Jak podała, NIK zwraca uwagę na programy, których "treści nie zapewniały przygotowania żołnierzy do wykonywania obowiązków na stanowisku dowódcy i nie umożliwiały opanowania wymaganych wiedzy i umiejętności", czyli były przestarzałe.
"Rzeczpospolita" napisała, że w Centrum Szkolenia Wojsk Inżynieryjnych i Chemicznych zajęcia na kursach operatorów, na przykład koparek, odbywały się na sprzęcie, który nie posiadał zdublowanych urządzeń do kierowania. Instruktorzy wraz z kursantami siedzieli w jednoosobowych kabinach.
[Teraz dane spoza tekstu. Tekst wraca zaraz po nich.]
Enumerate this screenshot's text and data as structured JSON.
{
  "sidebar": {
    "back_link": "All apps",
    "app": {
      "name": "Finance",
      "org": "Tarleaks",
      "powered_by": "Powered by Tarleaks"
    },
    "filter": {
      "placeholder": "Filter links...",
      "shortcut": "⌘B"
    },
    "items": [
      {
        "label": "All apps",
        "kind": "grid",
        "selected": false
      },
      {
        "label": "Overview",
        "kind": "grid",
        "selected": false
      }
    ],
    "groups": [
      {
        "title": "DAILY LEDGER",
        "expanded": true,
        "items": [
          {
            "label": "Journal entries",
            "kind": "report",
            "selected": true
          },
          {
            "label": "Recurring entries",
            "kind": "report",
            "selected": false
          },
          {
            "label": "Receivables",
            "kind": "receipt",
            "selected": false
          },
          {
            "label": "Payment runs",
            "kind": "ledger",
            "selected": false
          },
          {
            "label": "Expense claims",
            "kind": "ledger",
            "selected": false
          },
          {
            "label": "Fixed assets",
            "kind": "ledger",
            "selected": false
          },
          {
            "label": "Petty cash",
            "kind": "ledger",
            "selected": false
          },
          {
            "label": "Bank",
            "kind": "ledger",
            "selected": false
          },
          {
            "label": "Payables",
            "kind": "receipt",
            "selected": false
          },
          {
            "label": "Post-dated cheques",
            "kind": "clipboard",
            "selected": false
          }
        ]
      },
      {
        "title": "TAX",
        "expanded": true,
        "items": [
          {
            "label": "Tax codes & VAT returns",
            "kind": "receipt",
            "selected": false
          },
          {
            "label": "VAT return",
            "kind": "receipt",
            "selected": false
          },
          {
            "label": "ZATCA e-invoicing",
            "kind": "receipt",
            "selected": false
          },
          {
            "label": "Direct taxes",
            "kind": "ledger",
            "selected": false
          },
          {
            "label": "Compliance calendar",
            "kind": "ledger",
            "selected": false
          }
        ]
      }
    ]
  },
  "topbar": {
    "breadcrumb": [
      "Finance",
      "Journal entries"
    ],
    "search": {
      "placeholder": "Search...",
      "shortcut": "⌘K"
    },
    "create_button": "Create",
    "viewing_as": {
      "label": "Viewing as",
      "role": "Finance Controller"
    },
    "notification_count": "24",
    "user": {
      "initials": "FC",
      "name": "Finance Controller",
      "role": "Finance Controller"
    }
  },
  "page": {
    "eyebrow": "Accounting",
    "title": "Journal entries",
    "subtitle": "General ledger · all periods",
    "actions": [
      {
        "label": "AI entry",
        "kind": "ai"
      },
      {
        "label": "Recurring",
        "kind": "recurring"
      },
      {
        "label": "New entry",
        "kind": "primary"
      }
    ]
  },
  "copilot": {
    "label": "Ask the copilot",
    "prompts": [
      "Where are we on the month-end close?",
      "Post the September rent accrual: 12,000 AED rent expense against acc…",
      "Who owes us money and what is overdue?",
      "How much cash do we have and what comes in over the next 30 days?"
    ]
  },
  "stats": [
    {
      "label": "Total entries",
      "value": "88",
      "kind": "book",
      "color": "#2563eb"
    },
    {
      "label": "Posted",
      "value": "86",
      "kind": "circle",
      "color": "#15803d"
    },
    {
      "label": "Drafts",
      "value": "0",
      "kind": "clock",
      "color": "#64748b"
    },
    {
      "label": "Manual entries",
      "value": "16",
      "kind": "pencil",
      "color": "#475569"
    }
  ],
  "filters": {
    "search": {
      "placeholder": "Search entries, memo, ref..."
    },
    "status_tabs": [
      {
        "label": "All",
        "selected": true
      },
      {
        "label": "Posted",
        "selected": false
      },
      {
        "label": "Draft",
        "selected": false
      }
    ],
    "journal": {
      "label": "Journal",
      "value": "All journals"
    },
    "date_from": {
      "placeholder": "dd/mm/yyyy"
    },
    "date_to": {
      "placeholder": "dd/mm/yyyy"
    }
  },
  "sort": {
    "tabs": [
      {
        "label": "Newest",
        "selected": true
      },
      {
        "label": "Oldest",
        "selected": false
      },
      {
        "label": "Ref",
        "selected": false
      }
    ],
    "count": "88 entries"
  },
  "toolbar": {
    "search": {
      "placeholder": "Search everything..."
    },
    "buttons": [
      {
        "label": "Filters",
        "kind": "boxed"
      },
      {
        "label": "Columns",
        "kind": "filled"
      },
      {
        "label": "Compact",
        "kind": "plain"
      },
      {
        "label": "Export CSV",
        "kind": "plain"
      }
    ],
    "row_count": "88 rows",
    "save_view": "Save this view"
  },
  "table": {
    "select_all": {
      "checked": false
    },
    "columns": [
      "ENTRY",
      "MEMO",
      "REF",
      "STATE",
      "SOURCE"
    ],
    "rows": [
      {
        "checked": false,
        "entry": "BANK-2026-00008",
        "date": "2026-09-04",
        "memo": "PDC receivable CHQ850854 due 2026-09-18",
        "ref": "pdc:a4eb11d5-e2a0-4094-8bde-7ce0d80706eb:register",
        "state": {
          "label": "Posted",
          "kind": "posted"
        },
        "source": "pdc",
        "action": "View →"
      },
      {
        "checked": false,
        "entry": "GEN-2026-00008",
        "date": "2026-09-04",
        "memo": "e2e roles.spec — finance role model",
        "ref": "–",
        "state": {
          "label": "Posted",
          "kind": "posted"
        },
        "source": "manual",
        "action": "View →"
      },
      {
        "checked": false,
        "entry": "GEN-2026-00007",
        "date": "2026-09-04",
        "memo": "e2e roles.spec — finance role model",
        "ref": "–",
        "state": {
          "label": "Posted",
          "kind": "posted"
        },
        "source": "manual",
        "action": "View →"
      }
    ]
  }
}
Nie można spodziewać się "dokompletowania jednostek w brakujący sprzęt"
Najwyższa Izba Kontroli wskazała w raporcie cytowanym przez "Rzeczpospolitą", że problemy ze sprzętem wynikały między innymi z braku nadwyżek pojazdów, niedofinansowania zadań, konieczności zaspokojenia potrzeb Wojsk Obrony Terytorialnej, a także "braku rozstrzygnięć w sprawie planowanych programów modernizacyjnych i zamówień".
Wiceminister Obrony Narodowej Sebastian Chwałek w odpowiedzi na wnioski pokontrolne NIK przyznał - jak napisała gazeta - że nie można spodziewać się "dokompletowania jednostek szkolnictwa wojskowego (JSW) w brakujący sprzęt wojskowy". W odpowiedzi skierowanej do prezesa NIK Mariana Banasia wskazał, że ważniejsze są "priorytety dotyczące doposażenia jednostek ściany wschodniej, w tym 18. Dywizji Zmechanizowanej oraz Wojsk Obrony Terytorialnej".
Błaszczak: Wojsko Polskie zmienia się korzystnie
Do opisanego raportu odniósł się w czwartek w Polskim Radiu minister obrony narodowej Mariusz Błaszczak.
- Jest to wycinek całości. Całość przedstawia się zupełnie inaczej. Wojsko Polskie rozwija się liczebnie. Kiedy w 2015 roku rząd PiS obejmował władzę, było 95 tysięcy, teraz jest 107 tysięcy żołnierzy zawodowych, 24 tysiące żołnierzy Wojsk Obrony Terytorialnej – powiedział Błaszczak.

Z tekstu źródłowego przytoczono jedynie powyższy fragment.